O ex-presidente Michel Temer (MDB) afirmou que uma anistia concedida somente pelo Congresso aos condenados pelos atos de 8 de Janeiro corre o risco de ser declarada inconstitucional pelo Supremo Tribunal Federal (STF). A declaração foi feita na noite de segunda-feira (15), durante entrevista ao programa Roda Viva.
Temer ressaltou que determinados crimes ligados ao Estado Democrático de Direito, como tentativa de golpe e depredação de prédios públicos, podem não admitir anistia ampla. “Se o Parlamento aprovar sozinho, o STF pode barrar”, advertiu, ao destacar a necessidade de diferenciar o clamor popular das decisões judiciais já tomadas.
Como alternativas, o ex-presidente sugeriu que o próprio STF realize a redosimetria das penas — revisão que pode reduzir sentenças ou convertê-las em prestação de serviços comunitários, mediante provocação das defesas. Outra possibilidade apontada é uma mudança legislativa que diminua as penas previstas para os crimes em questão; pela retroatividade da lei mais benéfica, os condenados seriam automaticamente favorecidos.
Para Temer, qualquer saída deve resultar de um pacto nacional que envolva os três Poderes, a sociedade civil e até setores da oposição. “Não adianta o Congresso aprovar e o STF derrubar depois; isso só agravaria o conflito institucional”, argumentou.

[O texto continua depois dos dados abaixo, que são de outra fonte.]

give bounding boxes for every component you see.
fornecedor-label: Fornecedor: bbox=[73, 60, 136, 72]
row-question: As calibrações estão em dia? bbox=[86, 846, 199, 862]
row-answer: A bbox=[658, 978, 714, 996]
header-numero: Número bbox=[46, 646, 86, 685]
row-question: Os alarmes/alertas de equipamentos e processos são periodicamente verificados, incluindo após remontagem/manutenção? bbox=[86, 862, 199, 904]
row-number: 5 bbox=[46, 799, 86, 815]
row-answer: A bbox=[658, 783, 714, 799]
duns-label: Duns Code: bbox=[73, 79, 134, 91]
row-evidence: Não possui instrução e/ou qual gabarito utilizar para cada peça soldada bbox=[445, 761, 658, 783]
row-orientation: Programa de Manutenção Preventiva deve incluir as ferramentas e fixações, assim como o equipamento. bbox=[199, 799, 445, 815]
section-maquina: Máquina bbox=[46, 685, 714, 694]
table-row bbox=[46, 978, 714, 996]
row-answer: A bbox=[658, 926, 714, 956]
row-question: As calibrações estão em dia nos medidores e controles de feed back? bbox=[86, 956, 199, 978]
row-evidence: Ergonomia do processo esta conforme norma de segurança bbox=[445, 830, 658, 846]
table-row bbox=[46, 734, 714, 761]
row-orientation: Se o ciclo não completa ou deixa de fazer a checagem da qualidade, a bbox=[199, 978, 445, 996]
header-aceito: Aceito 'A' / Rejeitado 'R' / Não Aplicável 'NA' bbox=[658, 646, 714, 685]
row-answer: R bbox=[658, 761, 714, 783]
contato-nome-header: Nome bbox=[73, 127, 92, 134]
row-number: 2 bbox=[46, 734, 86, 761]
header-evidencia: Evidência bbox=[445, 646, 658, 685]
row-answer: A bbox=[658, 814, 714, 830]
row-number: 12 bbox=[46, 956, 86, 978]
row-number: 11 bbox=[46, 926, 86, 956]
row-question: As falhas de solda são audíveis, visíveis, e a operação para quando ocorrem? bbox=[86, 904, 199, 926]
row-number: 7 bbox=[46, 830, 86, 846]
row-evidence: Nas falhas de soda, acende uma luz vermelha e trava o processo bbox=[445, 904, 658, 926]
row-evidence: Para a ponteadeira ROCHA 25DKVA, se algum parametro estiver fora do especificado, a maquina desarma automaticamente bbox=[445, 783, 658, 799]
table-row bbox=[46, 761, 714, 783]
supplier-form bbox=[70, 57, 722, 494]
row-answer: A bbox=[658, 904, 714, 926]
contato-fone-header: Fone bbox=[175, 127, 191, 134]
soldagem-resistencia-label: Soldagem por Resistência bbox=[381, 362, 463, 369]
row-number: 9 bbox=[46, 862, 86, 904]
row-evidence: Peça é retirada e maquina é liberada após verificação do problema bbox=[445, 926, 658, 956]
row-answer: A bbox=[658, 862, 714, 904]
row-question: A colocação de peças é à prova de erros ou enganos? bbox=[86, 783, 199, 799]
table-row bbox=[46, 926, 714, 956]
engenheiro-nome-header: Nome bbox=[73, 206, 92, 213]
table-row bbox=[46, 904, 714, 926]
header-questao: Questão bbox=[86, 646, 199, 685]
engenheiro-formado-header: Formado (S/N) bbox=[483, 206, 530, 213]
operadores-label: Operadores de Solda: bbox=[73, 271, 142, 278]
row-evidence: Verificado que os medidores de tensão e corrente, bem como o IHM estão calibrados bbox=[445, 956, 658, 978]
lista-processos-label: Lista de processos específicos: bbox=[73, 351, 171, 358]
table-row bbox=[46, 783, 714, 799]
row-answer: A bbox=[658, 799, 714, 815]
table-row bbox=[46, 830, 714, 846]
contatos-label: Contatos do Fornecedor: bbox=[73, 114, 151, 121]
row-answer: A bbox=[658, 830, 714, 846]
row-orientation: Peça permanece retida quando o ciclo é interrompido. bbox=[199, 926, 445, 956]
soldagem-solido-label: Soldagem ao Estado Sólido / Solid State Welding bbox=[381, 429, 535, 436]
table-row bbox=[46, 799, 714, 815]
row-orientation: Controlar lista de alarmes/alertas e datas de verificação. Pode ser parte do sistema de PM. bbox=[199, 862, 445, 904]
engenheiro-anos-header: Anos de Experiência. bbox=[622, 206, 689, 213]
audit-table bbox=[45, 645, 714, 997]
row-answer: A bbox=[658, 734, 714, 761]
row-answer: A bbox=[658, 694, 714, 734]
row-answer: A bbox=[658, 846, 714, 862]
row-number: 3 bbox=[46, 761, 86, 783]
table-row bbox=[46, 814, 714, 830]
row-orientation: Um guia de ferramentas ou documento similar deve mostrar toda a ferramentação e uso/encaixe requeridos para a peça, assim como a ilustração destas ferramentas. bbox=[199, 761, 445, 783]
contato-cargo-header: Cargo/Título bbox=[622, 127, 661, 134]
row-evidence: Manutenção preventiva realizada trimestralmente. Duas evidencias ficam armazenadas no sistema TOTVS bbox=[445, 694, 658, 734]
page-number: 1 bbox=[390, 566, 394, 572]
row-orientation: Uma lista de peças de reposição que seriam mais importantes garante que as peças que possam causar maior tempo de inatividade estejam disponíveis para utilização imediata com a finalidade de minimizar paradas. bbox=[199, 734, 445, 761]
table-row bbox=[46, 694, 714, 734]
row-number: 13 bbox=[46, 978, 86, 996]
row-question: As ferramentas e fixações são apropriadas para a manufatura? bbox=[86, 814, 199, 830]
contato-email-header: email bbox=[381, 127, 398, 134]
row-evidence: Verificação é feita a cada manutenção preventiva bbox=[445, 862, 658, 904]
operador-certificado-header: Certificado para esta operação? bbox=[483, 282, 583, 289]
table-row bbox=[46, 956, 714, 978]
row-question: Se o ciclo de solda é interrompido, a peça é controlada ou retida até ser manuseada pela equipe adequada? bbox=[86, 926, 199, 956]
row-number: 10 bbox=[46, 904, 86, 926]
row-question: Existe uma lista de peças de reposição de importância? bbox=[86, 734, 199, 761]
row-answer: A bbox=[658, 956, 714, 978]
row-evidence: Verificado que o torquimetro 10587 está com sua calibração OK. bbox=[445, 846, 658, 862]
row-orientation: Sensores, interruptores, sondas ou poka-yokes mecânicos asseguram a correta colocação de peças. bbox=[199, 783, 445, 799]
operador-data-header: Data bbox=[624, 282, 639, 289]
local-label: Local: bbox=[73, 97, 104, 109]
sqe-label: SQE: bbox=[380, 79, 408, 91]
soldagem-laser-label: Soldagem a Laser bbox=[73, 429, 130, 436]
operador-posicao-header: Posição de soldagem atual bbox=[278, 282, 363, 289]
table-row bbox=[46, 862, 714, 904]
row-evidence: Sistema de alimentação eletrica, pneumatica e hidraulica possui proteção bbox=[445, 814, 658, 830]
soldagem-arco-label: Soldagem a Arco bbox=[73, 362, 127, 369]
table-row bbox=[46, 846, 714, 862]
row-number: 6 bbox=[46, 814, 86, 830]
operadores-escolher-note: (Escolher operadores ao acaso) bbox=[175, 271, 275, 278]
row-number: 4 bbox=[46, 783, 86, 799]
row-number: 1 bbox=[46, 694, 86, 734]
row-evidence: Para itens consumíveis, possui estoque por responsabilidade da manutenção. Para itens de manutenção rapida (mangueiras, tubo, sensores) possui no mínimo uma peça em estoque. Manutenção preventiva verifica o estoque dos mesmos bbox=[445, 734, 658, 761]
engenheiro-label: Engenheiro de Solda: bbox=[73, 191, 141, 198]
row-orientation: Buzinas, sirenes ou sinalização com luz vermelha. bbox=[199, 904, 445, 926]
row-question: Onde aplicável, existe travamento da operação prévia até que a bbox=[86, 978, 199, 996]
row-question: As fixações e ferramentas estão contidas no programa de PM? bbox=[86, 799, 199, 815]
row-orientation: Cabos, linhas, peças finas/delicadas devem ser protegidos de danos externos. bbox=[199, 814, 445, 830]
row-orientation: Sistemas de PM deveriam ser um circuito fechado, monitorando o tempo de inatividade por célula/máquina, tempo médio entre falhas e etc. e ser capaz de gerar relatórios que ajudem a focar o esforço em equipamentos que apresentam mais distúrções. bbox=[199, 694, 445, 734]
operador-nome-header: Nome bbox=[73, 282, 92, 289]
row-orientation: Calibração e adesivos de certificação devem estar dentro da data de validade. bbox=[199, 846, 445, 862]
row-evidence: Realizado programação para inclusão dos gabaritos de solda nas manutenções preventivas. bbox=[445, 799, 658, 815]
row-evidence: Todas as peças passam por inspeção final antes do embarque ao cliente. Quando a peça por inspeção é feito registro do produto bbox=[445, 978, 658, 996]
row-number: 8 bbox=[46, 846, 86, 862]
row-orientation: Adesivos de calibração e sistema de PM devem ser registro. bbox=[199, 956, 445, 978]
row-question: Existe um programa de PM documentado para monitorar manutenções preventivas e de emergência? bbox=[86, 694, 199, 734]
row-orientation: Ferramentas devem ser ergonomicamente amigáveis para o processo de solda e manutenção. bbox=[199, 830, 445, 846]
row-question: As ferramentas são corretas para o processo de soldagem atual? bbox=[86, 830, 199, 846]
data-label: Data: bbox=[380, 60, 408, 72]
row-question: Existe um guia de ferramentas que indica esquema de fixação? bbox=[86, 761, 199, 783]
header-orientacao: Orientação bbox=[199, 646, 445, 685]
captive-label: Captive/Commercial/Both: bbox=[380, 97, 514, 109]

Ele também comentou a declaração do ministro do STF Flávio Dino, que afirmara que “anistia não é sinônimo de paz”. Temer concordou parcialmente e reiterou que apenas uma decisão construída em conjunto pode efetivamente pacificar o país.
O ex-presidente concluiu que a discussão sobre anistia é “delicada” e exige responsabilidade política, respeito às decisões judiciais e busca de consenso amplo para evitar novos atritos entre as instituições.